Avant d’aller plus loin, faisons ici une remarque très importante. Ces mues, ces métamorphoses, tous ces changemens, si brusques en apparence, ne le sont pas en réalité. Sous la vieille peau, sous l’enveloppe qui sera rejetée, à l’intérieur même des membres qui doivent disparaître ou se transformer, se préparent peu à peu les nouveaux tégumens, se dessinent les formes futures, s’organisent les appareils qui vont devenir nécessaires. Au moment de la métamorphose comme à celui de la mue, il n’y a, à vrai dire, qu’un changement d’habit. Quelques jours avant chaque mue, fendez avec précaution la peau bien vivante encore de la chenille, et déjà vous trouverez au dessous celle qui doit prendre sa place. Faites de même avant la transformation de la chenille en chrysalide, et vous découvrirez des rudimens d’ailes et d’antennes. Coupez à cette époque les pattes écailleuses, et quand la chrysalide deviendra papillon, celui-ci naîtra estropié. Nous reviendrons plus loin sur ces faits. Disons ici seulement qu’il n’y a rien de soudain dans les métamorphoses de notre piéride, que pas plus ici qu’ailleurs la nature ne fait de sauts. Nous allons voir l’étude anatomique confirmer cette conclusion, que l’examen extérieur à lui seul permettrait de regarder comme démontrée.
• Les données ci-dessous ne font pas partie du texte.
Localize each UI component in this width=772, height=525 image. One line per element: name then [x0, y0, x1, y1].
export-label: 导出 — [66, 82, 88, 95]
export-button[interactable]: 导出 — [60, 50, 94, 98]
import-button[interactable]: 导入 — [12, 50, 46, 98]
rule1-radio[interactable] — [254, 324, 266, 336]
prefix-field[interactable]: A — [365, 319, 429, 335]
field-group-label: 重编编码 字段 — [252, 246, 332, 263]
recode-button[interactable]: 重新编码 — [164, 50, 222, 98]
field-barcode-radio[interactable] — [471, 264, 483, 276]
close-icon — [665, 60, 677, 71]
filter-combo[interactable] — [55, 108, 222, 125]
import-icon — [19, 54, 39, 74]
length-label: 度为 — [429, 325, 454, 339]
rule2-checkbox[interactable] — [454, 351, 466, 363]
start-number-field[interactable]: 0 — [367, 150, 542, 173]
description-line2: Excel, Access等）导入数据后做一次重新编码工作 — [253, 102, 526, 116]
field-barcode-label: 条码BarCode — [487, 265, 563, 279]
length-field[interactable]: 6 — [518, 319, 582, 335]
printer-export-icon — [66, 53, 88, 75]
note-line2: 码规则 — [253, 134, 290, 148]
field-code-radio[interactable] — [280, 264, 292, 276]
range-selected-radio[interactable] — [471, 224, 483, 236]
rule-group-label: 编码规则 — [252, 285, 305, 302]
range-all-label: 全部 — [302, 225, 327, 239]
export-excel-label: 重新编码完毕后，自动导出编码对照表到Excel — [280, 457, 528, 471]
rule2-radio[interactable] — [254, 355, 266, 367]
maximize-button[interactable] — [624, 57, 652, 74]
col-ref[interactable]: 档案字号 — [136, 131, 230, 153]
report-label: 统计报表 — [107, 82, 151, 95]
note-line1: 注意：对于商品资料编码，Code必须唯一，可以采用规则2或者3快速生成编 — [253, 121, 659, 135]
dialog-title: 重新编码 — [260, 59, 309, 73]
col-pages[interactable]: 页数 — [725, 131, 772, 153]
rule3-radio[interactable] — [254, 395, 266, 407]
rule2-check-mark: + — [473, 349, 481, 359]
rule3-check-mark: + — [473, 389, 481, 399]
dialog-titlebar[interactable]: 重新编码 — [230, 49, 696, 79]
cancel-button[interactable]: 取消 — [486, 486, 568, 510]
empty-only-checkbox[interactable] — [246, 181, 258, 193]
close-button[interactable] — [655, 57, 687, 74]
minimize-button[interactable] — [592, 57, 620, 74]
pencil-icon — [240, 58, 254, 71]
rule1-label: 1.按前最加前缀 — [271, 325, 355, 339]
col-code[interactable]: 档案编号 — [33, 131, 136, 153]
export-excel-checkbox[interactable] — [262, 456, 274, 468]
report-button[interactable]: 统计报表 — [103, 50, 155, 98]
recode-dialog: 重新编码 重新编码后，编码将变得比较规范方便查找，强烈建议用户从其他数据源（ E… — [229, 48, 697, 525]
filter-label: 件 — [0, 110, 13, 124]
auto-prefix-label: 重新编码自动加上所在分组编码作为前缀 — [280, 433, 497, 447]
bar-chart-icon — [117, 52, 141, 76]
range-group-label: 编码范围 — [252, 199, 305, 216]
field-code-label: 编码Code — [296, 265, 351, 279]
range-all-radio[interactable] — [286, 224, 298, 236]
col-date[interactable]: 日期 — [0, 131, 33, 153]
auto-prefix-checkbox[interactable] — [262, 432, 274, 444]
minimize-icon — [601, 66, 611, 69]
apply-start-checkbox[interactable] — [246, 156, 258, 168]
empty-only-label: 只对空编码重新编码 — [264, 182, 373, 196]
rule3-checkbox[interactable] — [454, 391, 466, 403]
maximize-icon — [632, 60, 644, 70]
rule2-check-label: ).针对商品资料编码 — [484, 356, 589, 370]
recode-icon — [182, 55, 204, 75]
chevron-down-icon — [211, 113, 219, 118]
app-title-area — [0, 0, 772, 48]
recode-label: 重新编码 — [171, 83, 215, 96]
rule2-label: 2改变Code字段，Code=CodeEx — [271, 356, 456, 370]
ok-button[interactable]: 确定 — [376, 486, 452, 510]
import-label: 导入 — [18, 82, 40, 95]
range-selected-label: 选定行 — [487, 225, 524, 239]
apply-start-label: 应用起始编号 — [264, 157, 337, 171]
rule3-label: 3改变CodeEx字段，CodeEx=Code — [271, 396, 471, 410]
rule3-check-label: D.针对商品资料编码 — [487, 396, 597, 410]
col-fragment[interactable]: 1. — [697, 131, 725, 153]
Laissons de côté les changemens internes, dont les détails précédens suffisent pour faire pressentir l’existence. Ne parlons ni des muscles sous-cutanés, ni de ceux qui mettaient en jeu l’appareil masticateur, les fausses pattes, etc., et qui se sont atrophiés ou ont disparu avec ces organes. Oublions également tous ceux qui ont dû naître pour s’approprier à la forme nouvelle des pattes et pour mouvoir les ailes. Ne nous inquiétons pas des centaines de troncs et de filets nerveux, des branches et des ramuscules de trachées qui ont dû forcément paraître ou disparaître avec les parties qu’ils animent et vivifient. Bornons-nous à suivre rapidement Hérold dans ses recherches sur les métamorphoses de quelques grands appareils, et surtout dans celles qui touchent au système digestif et aux centres nerveux[1].

  1. Entwickelungsgeschichte der Schmetterlinge, 1815. Dans ce beau travail, qui peut encore aujourd’hui servir de modèle, l’auteur a pris pour exemple spécial la piéride, dont nous avons parlé jusqu’ici.